Ortadoğu haber | Şarkul El-Avsat

Sünneti kenardan yaşama sanatı | ŞARKUL AVSAT
Bir Sayfa Seçin

Hafız Esad’ın (1970) devrimi ile beraber açıkça görüldü ki, Milli Baas demokrasi savaşını kaybetti. Devrim mezhepçi bir karaktere büründü. Fakat Esad, bu açıkça mezhepçi sistemde Sünni ekseriyete sahip Suriye toplumuna nasıl davrandı?

Zannedersem Esad, Suriye’nin şehirlerinde geniş bir keşif turuna çıktı. Kutlamalarla karşılandı. Suriyeliler (1966-1967) de Salah Cedid’in sıkı yönetimi ve katı ekonomik icraatlarından sıkılmıştı. Partinin Marksist ve Troçkist söylemleri, sonra Nikse harbinde, İsrail’e karşı utanç verici yenilgisi, son olarak Ürdün ile girdiği önemli savaşta Suriye ordusunu çıkmaza sürüklemesi.

Bununla beraber, Esad Alevi ve Salah Cedid’in ortağı, ayrıca yenilgiden sorumlu savunma bakanı olarak devrimden sonra dikkatli ve ağır davranıyordu. Hemen kendisini başkan ilan etmedi. Sünni Nurettin Al-Atasi’yi devlet başkanı yapmaya çalıştı. Reddettiğinde onu yirmi yıldan fazla Salah Cedid ve Yusuf Zein ile beraber hapiste bıraktı. Sünni Ahmet Hatip’i (Cebeli Deruz’da sünni bir aileye mensup) devlet başkanı yaptı. Kendisi başbakan olarak kaldı.

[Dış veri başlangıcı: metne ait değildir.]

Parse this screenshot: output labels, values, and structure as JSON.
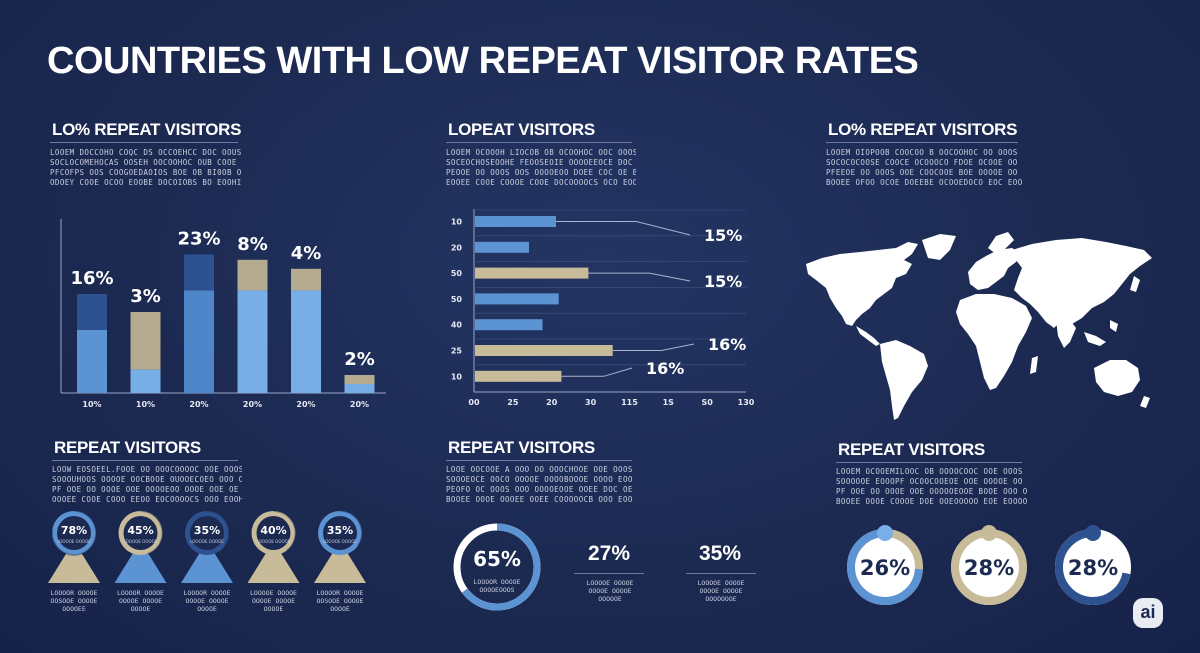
{
  "title": "COUNTRIES WITH LOW REPEAT VISITOR RATES",
  "sections": {
    "top_left": {
      "heading": "LO% REPEAT VISITORS",
      "body": "LOOEM DOCCOHO COQC DS OCCOEHCC DOC OOUS HOH\nSOCLOCOMEHOCAS OOSEH OOCOOHOC OUB COOE OB\nPFCOFPS OOS COOGOEDAOIOS BOE OB BI0OB OS\nODOEY COOE OCOO EOOBE DOCOIOBS BO EOOHIS."
    },
    "top_mid": {
      "heading": "LOPEAT VISITORS",
      "body": "LOOEM OCOOOH LIOCOB OB OCOOHOC OOC OOOS FS BA\nSOCEOCHOSEOOHE FEOOSEOIE OOOOEEOCE DOC OO\nPEOOE OO OOOS OOS OOOOEOO DOEE COC OE BE\nEOOEE COOE COOOE COOE DOCOOOOCS OCO EOO MIX."
    },
    "top_right": {
      "heading": "LO% REPEAT VISITORS",
      "body": "LOOEM OIOPOOB COOCOO B OOCOOHOC OO OOOS FS\nSOCOCOCOOSE COOCE OCOOOCO FDOE OCOOE OO OS\nPFEEOE OO OOOS OOE COOCOOE BOE OOOOE OO DA\nBOOEE OFOO OCOE DOEEBE OCOOEDOCO EOC EOOM IX."
    },
    "bottom_left": {
      "heading": "REPEAT VISITORS",
      "body": "LOOW EOSOEEL.FOOE OO OOOCOOOOC OOE OOOS FOS\nSOOOUHOOS OOOOE OOCBOOE OUOOECOEO OOO OO BI\nPF OOE OO OOOE OOE OOOOEOO OOOE OOE OE DE\nOOOEE COOE COOO EEOO EOCOOOOCS OOO EOOHIS."
    },
    "bottom_mid": {
      "heading": "REPEAT VISITORS",
      "body": "LOOE OOCOOE A OOO OO OOOCHOOE OOE OOOS FOS\nSOOOEOCE OOCO OOOOE OOOOBOOOE OOOO EOO OO BA\nPEOFO OC OOOS OOO OOOOEOOE OOEE DOC OE BE\nBOOEE OOOE OOOEE OOEE COOOOOCB OOO EOO OOIX."
    },
    "bottom_right": {
      "heading": "REPEAT VISITORS",
      "body": "LOOEM OCOOEMILOOC OB OOOOCOOC OOE OOOS FOS\nSOOOOOE EOOOPF OCOOCOOEOE OOE OOOOE OO OE BS\nPF OOE OO OOOE OOE OOOOOEOOE BOOE OOO OE DE\nBOOEE OOOE COOOE DOE OOEOOOOO EOE EOOOOOE."
    }
  },
  "chart_data": [
    {
      "type": "bar",
      "title": "",
      "categories": [
        "10%",
        "10%",
        "20%",
        "20%",
        "20%",
        "20%"
      ],
      "data_labels": [
        "16%",
        "3%",
        "23%",
        "8%",
        "4%",
        "2%"
      ],
      "series": [
        {
          "values": [
            35,
            13,
            57,
            57,
            57,
            5
          ]
        },
        {
          "values": [
            20,
            32,
            20,
            17,
            12,
            5
          ]
        }
      ],
      "series_colors": [
        "#5c93d3",
        "#2e5290"
      ],
      "segment_colors": [
        [
          "#5c93d3",
          "#2e5290"
        ],
        [
          "#78aee6",
          "#b5ab8e"
        ],
        [
          "#4f86c9",
          "#2e5290"
        ],
        [
          "#78aee6",
          "#b5ab8e"
        ],
        [
          "#78aee6",
          "#b5ab8e"
        ],
        [
          "#78aee6",
          "#b5ab8e"
        ]
      ],
      "ylim": [
        0,
        100
      ],
      "grid": false
    },
    {
      "type": "bar",
      "orientation": "horizontal",
      "title": "",
      "categories": [
        "10",
        "20",
        "50",
        "50",
        "40",
        "25",
        "10"
      ],
      "values": [
        30,
        20,
        42,
        31,
        25,
        51,
        32
      ],
      "bar_colors": [
        "#5c93d3",
        "#5c93d3",
        "#c8bb9a",
        "#5c93d3",
        "#5c93d3",
        "#c8bb9a",
        "#c8bb9a"
      ],
      "x_tick_labels": [
        "00",
        "25",
        "20",
        "30",
        "115",
        "1S",
        "S0",
        "130"
      ],
      "annotations": [
        {
          "text": "15%",
          "bar_index": 0
        },
        {
          "text": "15%",
          "bar_index": 2
        },
        {
          "text": "16%",
          "bar_index": 5
        },
        {
          "text": "16%",
          "bar_index": 6
        }
      ],
      "grid": true
    },
    {
      "type": "donut",
      "items": [
        {
          "value": 78,
          "label": "78%",
          "caption": "LOOOOR OOOOE\nOOSOOE OOOOE\nOOOOEE",
          "ring": "#5c93d3",
          "cone": "#c8bb9a"
        },
        {
          "value": 45,
          "label": "45%",
          "caption": "LOOOOR OOOOE\nOOOOE OOOOE\nOOOOE",
          "ring": "#c8bb9a",
          "cone": "#5c93d3"
        },
        {
          "value": 35,
          "label": "35%",
          "caption": "LOOOOR OOOOE\nOOOOE OOOOE\nOOOOE",
          "ring": "#2e5290",
          "cone": "#5c93d3"
        },
        {
          "value": 40,
          "label": "40%",
          "caption": "LOOOOE OOOOE\nOOOOE OOOOE\nOOOOE",
          "ring": "#c8bb9a",
          "cone": "#c8bb9a"
        },
        {
          "value": 35,
          "label": "35%",
          "caption": "LOOOOR OOOOE\nOOSOOE OOOOE\nOOOOE",
          "ring": "#5c93d3",
          "cone": "#c8bb9a"
        }
      ]
    },
    {
      "type": "donut",
      "items": [
        {
          "value": 65,
          "label": "65%",
          "caption": "LOOOOR OOOOE\nOOOOEOOOS",
          "ring": "#5c93d3"
        }
      ],
      "stats": [
        {
          "label": "27%",
          "caption": "LOOOOE OOOOE\nOOOOE OOOOE\nOOOOOE"
        },
        {
          "label": "35%",
          "caption": "LOOOOE OOOOE\nOOOOE OOOOE\nOOOOOOOE"
        }
      ]
    },
    {
      "type": "donut",
      "items": [
        {
          "value": 26,
          "label": "26%",
          "ring": "#5c93d3",
          "track": "#c8bb9a",
          "dot": "#7aaee6"
        },
        {
          "value": 28,
          "label": "28%",
          "ring": "#c8bb9a",
          "track": "#c8bb9a",
          "dot": "#c8bb9a"
        },
        {
          "value": 28,
          "label": "28%",
          "ring": "#2e5290",
          "track": "#ffffff",
          "dot": "#2e5290"
        }
      ]
    }
  ],
  "badge": "ai"
}
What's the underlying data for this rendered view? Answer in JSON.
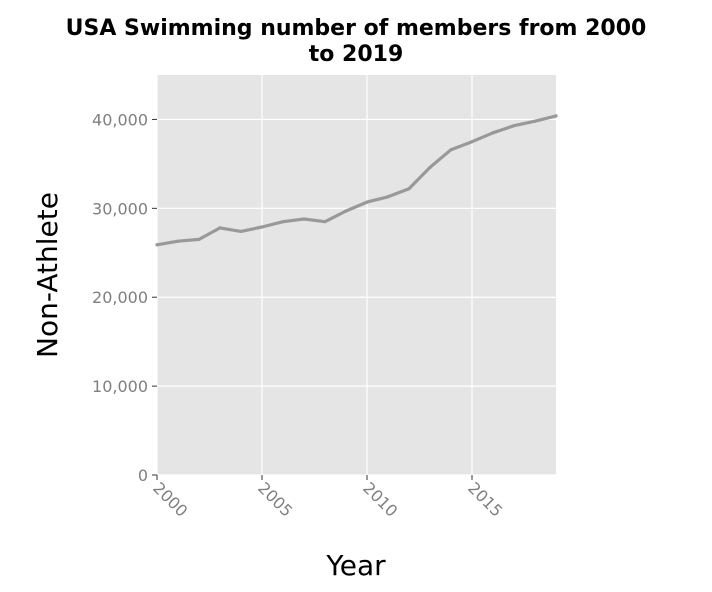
{
  "chart_data": {
    "type": "line",
    "title_lines": [
      "USA Swimming number of members from 2000",
      "to 2019"
    ],
    "xlabel": "Year",
    "ylabel": "Non-Athlete",
    "xlim": [
      2000,
      2019
    ],
    "ylim": [
      0,
      45000
    ],
    "x_ticks": [
      2000,
      2005,
      2010,
      2015
    ],
    "x_tick_labels": [
      "2000",
      "2005",
      "2010",
      "2015"
    ],
    "y_ticks": [
      0,
      10000,
      20000,
      30000,
      40000
    ],
    "y_tick_labels": [
      "0",
      "10,000",
      "20,000",
      "30,000",
      "40,000"
    ],
    "grid": true,
    "series": [
      {
        "x": [
          2000,
          2001,
          2002,
          2003,
          2004,
          2005,
          2006,
          2007,
          2008,
          2009,
          2010,
          2011,
          2012,
          2013,
          2014,
          2015,
          2016,
          2017,
          2018,
          2019
        ],
        "values": [
          25900,
          26300,
          26500,
          27800,
          27400,
          27900,
          28500,
          28800,
          28500,
          29700,
          30700,
          31300,
          32200,
          34600,
          36600,
          37500,
          38500,
          39300,
          39800,
          40400
        ]
      }
    ],
    "colors": {
      "panel": "#e5e5e5",
      "grid": "#ffffff",
      "line": "#999999",
      "tick_text": "#7f7f7f",
      "axis_text": "#000000"
    }
  }
}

Ahmet Hatip yeni bir siyaset sanatı başlattı. Esad’a ‘efendim’ diye hitap ederek kenarda kalmayı tercih etmişti. Bundan sonra Esad ülkenin efendisi, halkın efendisi, ordunun efendisi, diktatör, fırsat veren ve yasaklayan oldu. Bu şekilde başkanlıklar ve önemli mevkilerde bulunan işlerini kolaylaştırmak için mezhepçi diktatörün önünde eğilip bükülen, omurgasız seçkin ağalardan meydana gelen Esad sistemi oluştu.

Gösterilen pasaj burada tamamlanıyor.